Berlin : Bankgesellschaft: Staatsanwälte kämpfen gegen die Zeit

Beim größten deutschen Wirtschaftsstrafverfahren müssen die Ermittler mit der Verjährungsfrist fertig werden. 46 Verfahren sind noch offen

Fatina Keilani

Bei den Ermittlungen zum Bankgesellschafts-Komplex geht es voran, wenn auch langsam. Von 124 Verfahren, die eingeleitet wurden, sind 46 noch offen und 78 erledigt, meist eingestellt. Sieben Anklagen sind nach Justiz-Angaben mittlerweile erhoben.

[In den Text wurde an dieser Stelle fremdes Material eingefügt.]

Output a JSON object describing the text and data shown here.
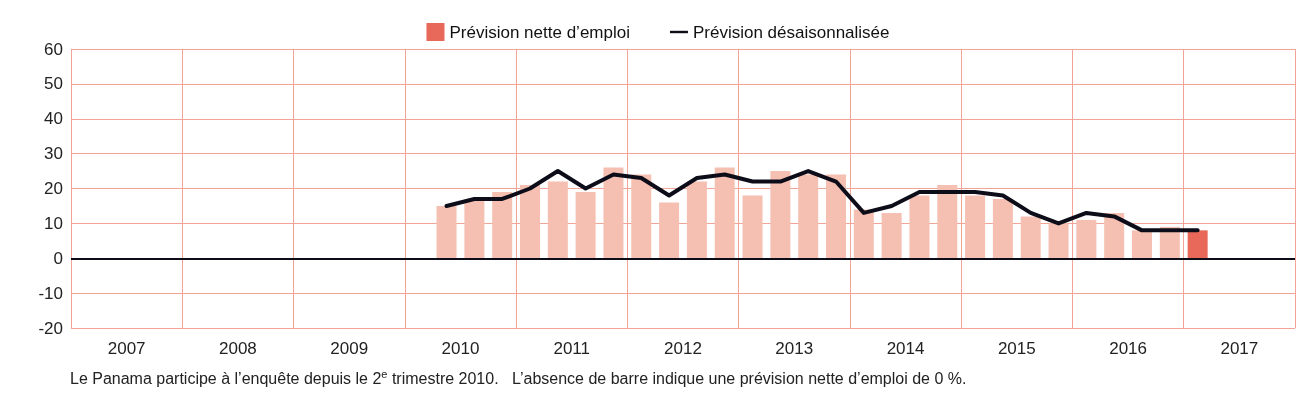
{
  "chart_data": {
    "type": "bar",
    "x": [
      2010.375,
      2010.625,
      2010.875,
      2011.125,
      2011.375,
      2011.625,
      2011.875,
      2012.125,
      2012.375,
      2012.625,
      2012.875,
      2013.125,
      2013.375,
      2013.625,
      2013.875,
      2014.125,
      2014.375,
      2014.625,
      2014.875,
      2015.125,
      2015.375,
      2015.625,
      2015.875,
      2016.125,
      2016.375,
      2016.625,
      2016.875,
      2017.125
    ],
    "series": [
      {
        "name": "Prévision nette d’emploi",
        "color": "#e8695a",
        "colors": [
          "#f5c0b2",
          "#f5c0b2",
          "#f5c0b2",
          "#f5c0b2",
          "#f5c0b2",
          "#f5c0b2",
          "#f5c0b2",
          "#f5c0b2",
          "#f5c0b2",
          "#f5c0b2",
          "#f5c0b2",
          "#f5c0b2",
          "#f5c0b2",
          "#f5c0b2",
          "#f5c0b2",
          "#f5c0b2",
          "#f5c0b2",
          "#f5c0b2",
          "#f5c0b2",
          "#f5c0b2",
          "#f5c0b2",
          "#f5c0b2",
          "#f5c0b2",
          "#f5c0b2",
          "#f5c0b2",
          "#f5c0b2",
          "#f5c0b2",
          "#e8695a"
        ],
        "values": [
          15,
          17,
          19,
          21,
          22,
          19,
          26,
          24,
          16,
          22,
          26,
          18,
          25,
          24,
          24,
          14,
          13,
          18,
          21,
          18,
          17,
          12,
          10,
          11,
          13,
          8,
          9,
          8
        ]
      },
      {
        "name": "Prévision désaisonnalisée",
        "type": "line",
        "color": "#0d0d1a",
        "marker": "none",
        "values": [
          15,
          17,
          17,
          20,
          25,
          20,
          24,
          23,
          18,
          23,
          24,
          22,
          22,
          25,
          22,
          13,
          15,
          19,
          19,
          19,
          18,
          13,
          10,
          13,
          12,
          8,
          8,
          8
        ]
      }
    ],
    "xlim": [
      2007,
      2018
    ],
    "xticks": [
      {
        "value": 2007,
        "label": null
      },
      {
        "value": 2007.5,
        "label": "2007"
      },
      {
        "value": 2008,
        "label": null
      },
      {
        "value": 2008.5,
        "label": "2008"
      },
      {
        "value": 2009,
        "label": null
      },
      {
        "value": 2009.5,
        "label": "2009"
      },
      {
        "value": 2010,
        "label": null
      },
      {
        "value": 2010.5,
        "label": "2010"
      },
      {
        "value": 2011,
        "label": null
      },
      {
        "value": 2011.5,
        "label": "2011"
      },
      {
        "value": 2012,
        "label": null
      },
      {
        "value": 2012.5,
        "label": "2012"
      },
      {
        "value": 2013,
        "label": null
      },
      {
        "value": 2013.5,
        "label": "2013"
      },
      {
        "value": 2014,
        "label": null
      },
      {
        "value": 2014.5,
        "label": "2014"
      },
      {
        "value": 2015,
        "label": null
      },
      {
        "value": 2015.5,
        "label": "2015"
      },
      {
        "value": 2016,
        "label": null
      },
      {
        "value": 2016.5,
        "label": "2016"
      },
      {
        "value": 2017,
        "label": null
      },
      {
        "value": 2017.5,
        "label": "2017"
      },
      {
        "value": 2018,
        "label": null
      }
    ],
    "ylim": [
      -20,
      60
    ],
    "yticks": [
      -20,
      -10,
      0,
      10,
      20,
      30,
      40,
      50,
      60
    ],
    "grid": true,
    "legend": "top",
    "ref_lines": [
      {
        "axis": "y",
        "value": 0,
        "label": null,
        "color": "#0d0d1a"
      }
    ],
    "annotations": [
      "Le Panama participe à l’enquête depuis le 2$^{e}$ trimestre 2010.",
      "L’absence de barre indique une prévision nette d’emploi de 0 %."
    ]
  }
}
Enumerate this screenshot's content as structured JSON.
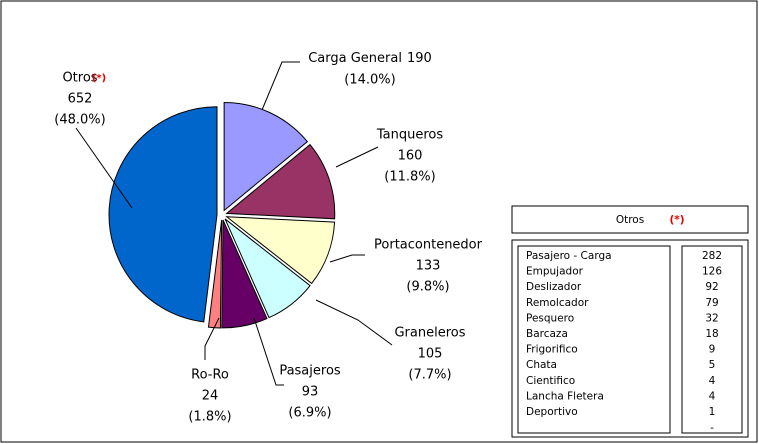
{
  "chart_data": {
    "type": "pie",
    "categories": [
      "Carga General",
      "Tanqueros",
      "Portacontenedor",
      "Graneleros",
      "Pasajeros",
      "Ro-Ro",
      "Otros"
    ],
    "values": [
      190,
      160,
      133,
      105,
      93,
      24,
      652
    ],
    "shares": [
      14.0,
      11.8,
      9.8,
      7.7,
      6.9,
      1.8,
      48.0
    ],
    "share_labels": [
      "(14.0%)",
      "(11.8%)",
      "(9.8%)",
      "(7.7%)",
      "(6.9%)",
      "(1.8%)",
      "(48.0%)"
    ],
    "colors": [
      "#9999ff",
      "#993366",
      "#ffffcc",
      "#ccffff",
      "#660066",
      "#ff8080",
      "#0066cc"
    ],
    "annotation": "(*)"
  },
  "table": {
    "title": "Otros",
    "note": "(*)",
    "rows": [
      [
        "Pasajero - Carga",
        282
      ],
      [
        "Empujador",
        126
      ],
      [
        "Deslizador",
        92
      ],
      [
        "Remolcador",
        79
      ],
      [
        "Pesquero",
        32
      ],
      [
        "Barcaza",
        18
      ],
      [
        "Frigorifico",
        9
      ],
      [
        "Chata",
        5
      ],
      [
        "Cientifico",
        4
      ],
      [
        "Lancha Fletera",
        4
      ],
      [
        "Deportivo",
        1
      ]
    ],
    "footer_mark": "-"
  }
}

Die Staatsanwälte haben mit vielem zu kämpfen – vor allem mit einer Unmenge Stoff. Der größte Bankenskandal der deutschen Geschichte zieht nämlich auch das größte Wirtschaftsstrafverfahren in der Geschichte der Bundesrepublik nach sich. Eine ganze Turnhalle voller Akten steht da, mehr als 5700 Ordner, ein Server mit vier Millionen Dateien und 340 gespeicherten Gigabyte – das ist mehr als das Doppelte der gesamten restlichen Staatsanwaltschaft.

Seit Mai 2002 wird das Material katalogisiert, damit man sich überhaupt darin zurechtfindet. Und immer neue Unterlagen kommen dazu. Bei der Bankgesellschaft sind acht bis zehn Leute nur damit beschäftigt, die Staatsanwaltschaft zu versorgen. Zugleich kämpfen die Ermittler gegen die Zeit. Einiges war schon verjährt, als die Ermittlungen begannen, konnte also nicht mehr verfolgt werden. Anderes könnte den Staatsanwälten unter den Händen wegverjähren. Die zwölf Staatsanwälte, zehn Wirtschaftsreferenten und 21 Kripo-Beamten standen anfänglich gleichsam einem Haufen von Informations-Trümmern gegenüber, aus denen sie nach und nach ein Bild zusammengesetzt haben, bestehend aus der Bankgesellschaft, ihren 112 Tochterunternehmen und mehr als 50 wesentlichen weiteren Beteiligungen. Manche Querverbindung, die auf eine strafbare Tat hinweist, wird vielleicht erst nach Jahren gefunden. Dann kann es zu spät sein. Betrug zum Beispiel verjährt nach fünf Jahren. Je länger eine Straftat zurückliegt, desto niedriger fallen auch die Strafen aus.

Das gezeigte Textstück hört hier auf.